Cuando el arroz retira de la tierra los granos de su harina, cuando el trigo endurece sus pequeñas caderas y levanta su rostro de mil manos, a la enramada donde la mujer y el hombre se enlazan acudo, para tocar el mar innumerable de lo que continúa.
Yo no soy hermano del utensilio llevado en la marea como en una cuna de nácar combatido: no tiemblo en la comarca de los agonizantes despojos, no despierto en el golpe de las tinieblas asustadas por el ronco pecíolo de la campana repentina, no puede ser, no soy el pasajero bajo cuyos zapatos los últimos reductos del viento palpitan y rígidas retornan las olas del tiempo a morir.
Llevo en mi mano la paloma que duerme reclinada en la semilla y en su fermento espeso de cal y sangre vive agosto, vive el mes extraído de su copa profunda: con mi mano rodeo la nueva sombra del ala que crece: la raíz y la pluma que mañana formarán la espesura.
Nunca declina, ni junto al balcón de manos de hierro ni en el invierno marítimo de los abandonados, ni en mi paso tardío, el crecimento inmenso de la gota, ni el párpado que quiere ser abierto: porque para nacer he nacido, para encerrar el paso de cuanto se aproxima, de cuanto a mi pecho golpea como un nuevo corazón tembloroso.
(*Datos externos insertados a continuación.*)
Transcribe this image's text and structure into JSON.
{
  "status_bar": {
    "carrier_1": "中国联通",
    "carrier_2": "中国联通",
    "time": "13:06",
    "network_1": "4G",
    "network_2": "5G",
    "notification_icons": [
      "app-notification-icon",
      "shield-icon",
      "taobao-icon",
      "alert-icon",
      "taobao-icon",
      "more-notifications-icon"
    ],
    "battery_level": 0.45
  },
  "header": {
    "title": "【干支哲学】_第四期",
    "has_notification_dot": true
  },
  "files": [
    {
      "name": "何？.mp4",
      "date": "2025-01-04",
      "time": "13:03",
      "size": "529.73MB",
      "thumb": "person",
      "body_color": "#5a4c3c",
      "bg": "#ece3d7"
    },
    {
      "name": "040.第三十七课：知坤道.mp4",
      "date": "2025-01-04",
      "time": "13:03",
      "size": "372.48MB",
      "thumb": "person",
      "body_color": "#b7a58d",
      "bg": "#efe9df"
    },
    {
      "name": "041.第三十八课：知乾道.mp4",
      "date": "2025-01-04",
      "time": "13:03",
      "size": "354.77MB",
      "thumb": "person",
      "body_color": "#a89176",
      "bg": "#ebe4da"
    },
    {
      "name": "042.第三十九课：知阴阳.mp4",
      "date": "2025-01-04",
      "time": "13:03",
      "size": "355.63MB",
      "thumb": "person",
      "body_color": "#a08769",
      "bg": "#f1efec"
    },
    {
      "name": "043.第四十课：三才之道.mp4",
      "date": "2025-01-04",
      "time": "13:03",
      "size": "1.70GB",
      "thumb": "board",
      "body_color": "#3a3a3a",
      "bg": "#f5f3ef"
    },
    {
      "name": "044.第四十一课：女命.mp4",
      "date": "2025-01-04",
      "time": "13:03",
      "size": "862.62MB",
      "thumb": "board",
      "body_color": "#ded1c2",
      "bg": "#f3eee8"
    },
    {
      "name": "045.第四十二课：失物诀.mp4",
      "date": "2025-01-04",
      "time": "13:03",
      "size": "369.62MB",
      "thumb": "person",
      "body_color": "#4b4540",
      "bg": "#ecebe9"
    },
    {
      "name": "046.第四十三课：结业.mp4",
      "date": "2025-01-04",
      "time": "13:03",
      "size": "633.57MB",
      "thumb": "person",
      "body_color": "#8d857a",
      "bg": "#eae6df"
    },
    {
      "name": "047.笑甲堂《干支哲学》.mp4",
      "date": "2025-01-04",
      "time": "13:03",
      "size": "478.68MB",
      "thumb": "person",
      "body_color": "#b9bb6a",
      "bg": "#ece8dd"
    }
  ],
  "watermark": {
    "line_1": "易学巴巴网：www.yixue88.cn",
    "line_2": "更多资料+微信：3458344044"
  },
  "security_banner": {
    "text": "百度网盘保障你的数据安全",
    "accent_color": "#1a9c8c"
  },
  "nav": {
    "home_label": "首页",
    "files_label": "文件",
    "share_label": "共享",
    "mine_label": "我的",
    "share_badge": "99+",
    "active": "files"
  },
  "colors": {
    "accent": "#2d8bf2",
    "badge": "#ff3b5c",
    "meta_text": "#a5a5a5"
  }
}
Vidas recostadas junto a mi traje como palomas paralelas, o contenidas en mi propia existencia y en mi desordenado sonido para volver a ser, para incautar el aire desnudo de la hoja y el nacimiento húmedo de la tierra en la guirnalda: hasta cuándo debo volver y ser, hasta cuándo el olor de las más enterradas flores, de las olas más trituradas sobre las altas piedras, guardan en mí su patria para volver a ser furia y perfume?
Hasta cuándo la mano del bosque en la lluvia me avecina con todas sus agujas para tejer los altos besos del follaje? Otra vez escucho aproximarse como el fuego en el humo, nacer de la ceniza terrestre, la luz llena de pétalos, y apartando la tierra en un río de espigas llega el sol a mi boca como una vieja lágrima enterrada que vuelve a ser semilla.